Hakim Krishna Iyer Maru Ram v. India Union (1981) berpendapat bahwa “tidak ada kekuatan hukum yang dapat menjalankan pemberontak seperti John Gilpin pada kuda, tetapi harus dipelihara secara signifikan untuk kursus yang stabil.” Dia juga mengamati bahwa tidak ada kekuatan konstitusional yang dapat dilapisi dengan kesombongan pribadi orang -orang yang berwenang.

Fiksi konstitusional masalah politik di luar remit yudisial tidak dapat menghubungkan tangan para hakim dalam situasi luar biasa seperti Tamil Nadu. Tindakan gubernurnya yang ditemukan Fide yang buruk Dia membenarkan tenggat waktu seperti itu. Tenggat waktu yang disarankan oleh Pengadilan tidak sama dengan amandemen Konstitusi sama sekali. Tidak ada pengadilan di masa depan yang akan memulai prosedur penghinaan terhadap presiden atau bahkan gubernur karena tidak sepenuhnya mematuhi tenggat waktu ini. Jika ada penundaan yang tidak semestinya tanpa alasan, tenggat waktu dapat digunakan untuk mengevaluasi sifat sewenang -wenang atau non -taktik dari tindakan/tidak bertindak gubernur.

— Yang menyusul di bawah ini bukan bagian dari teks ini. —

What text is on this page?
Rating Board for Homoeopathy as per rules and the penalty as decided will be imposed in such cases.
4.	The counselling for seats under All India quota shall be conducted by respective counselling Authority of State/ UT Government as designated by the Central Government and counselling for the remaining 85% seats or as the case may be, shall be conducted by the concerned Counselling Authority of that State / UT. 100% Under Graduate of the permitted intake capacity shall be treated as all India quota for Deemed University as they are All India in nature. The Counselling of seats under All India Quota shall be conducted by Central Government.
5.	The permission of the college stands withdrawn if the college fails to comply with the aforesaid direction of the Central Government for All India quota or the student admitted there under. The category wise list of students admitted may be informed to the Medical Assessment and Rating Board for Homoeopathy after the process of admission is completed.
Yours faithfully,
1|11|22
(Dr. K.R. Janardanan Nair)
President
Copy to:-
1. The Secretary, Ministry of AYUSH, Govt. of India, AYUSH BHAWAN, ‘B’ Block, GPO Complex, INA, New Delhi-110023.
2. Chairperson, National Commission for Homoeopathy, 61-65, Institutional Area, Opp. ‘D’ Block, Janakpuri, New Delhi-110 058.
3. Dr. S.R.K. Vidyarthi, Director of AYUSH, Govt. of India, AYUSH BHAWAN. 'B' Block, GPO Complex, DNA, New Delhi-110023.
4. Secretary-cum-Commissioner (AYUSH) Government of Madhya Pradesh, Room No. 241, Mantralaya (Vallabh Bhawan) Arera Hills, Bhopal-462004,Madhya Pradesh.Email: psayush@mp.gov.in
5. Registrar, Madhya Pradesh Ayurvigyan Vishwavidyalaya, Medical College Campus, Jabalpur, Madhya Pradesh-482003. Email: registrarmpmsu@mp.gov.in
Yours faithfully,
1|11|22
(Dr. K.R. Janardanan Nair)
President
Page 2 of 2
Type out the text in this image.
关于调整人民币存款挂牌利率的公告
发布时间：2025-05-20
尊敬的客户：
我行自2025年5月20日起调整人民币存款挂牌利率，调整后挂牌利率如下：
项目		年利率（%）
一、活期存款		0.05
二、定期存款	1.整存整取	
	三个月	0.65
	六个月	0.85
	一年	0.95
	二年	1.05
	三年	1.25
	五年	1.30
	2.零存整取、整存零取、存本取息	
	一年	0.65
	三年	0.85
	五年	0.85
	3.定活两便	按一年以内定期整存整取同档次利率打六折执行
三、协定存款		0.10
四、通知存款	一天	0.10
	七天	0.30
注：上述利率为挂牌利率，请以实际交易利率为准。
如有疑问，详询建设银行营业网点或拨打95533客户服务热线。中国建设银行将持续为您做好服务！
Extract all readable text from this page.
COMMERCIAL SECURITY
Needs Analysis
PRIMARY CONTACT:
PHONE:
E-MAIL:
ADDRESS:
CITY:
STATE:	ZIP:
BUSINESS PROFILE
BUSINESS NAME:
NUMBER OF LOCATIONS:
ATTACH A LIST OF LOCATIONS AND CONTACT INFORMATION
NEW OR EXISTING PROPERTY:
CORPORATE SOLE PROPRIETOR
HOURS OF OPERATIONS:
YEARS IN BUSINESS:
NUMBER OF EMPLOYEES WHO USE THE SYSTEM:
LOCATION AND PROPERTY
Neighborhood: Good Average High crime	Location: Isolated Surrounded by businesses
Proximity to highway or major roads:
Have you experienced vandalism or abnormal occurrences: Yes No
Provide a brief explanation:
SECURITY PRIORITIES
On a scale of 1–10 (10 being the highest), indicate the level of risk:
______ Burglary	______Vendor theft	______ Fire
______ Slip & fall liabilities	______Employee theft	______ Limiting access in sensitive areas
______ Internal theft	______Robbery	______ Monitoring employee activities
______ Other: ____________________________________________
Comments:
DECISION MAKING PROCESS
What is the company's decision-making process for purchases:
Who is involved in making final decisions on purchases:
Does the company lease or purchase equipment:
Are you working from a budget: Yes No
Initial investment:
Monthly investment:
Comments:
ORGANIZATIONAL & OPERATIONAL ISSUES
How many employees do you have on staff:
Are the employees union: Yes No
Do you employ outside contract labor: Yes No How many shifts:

Di dalam Qaiser dan Hind (2001), Hakim Dorairajan telah mengamati bahwa “persetujuan presiden yang diberikan dalam Pasal 254 (2) bukan formalitas yang tidak aktif atau kosong, bukan peristiwa otomatis” (paragraf 73). Ini adalah latihan kekuatan konstitusional. Presiden India juga berada di bawah Konstitusi dan tidak di atasnya. Tindakannya juga rentan terhadap tinjauan yudisial. Bahkan Mahkamah Agung tidak tertinggi meskipun nomenklaturnya; Anda juga harus bekerja di bawah dan dalam batas konstitusional.

Penulis adalah Wakil Kanselir Universitas Hukum Nasional Chanakya, Patna. Pandangannya pribadi.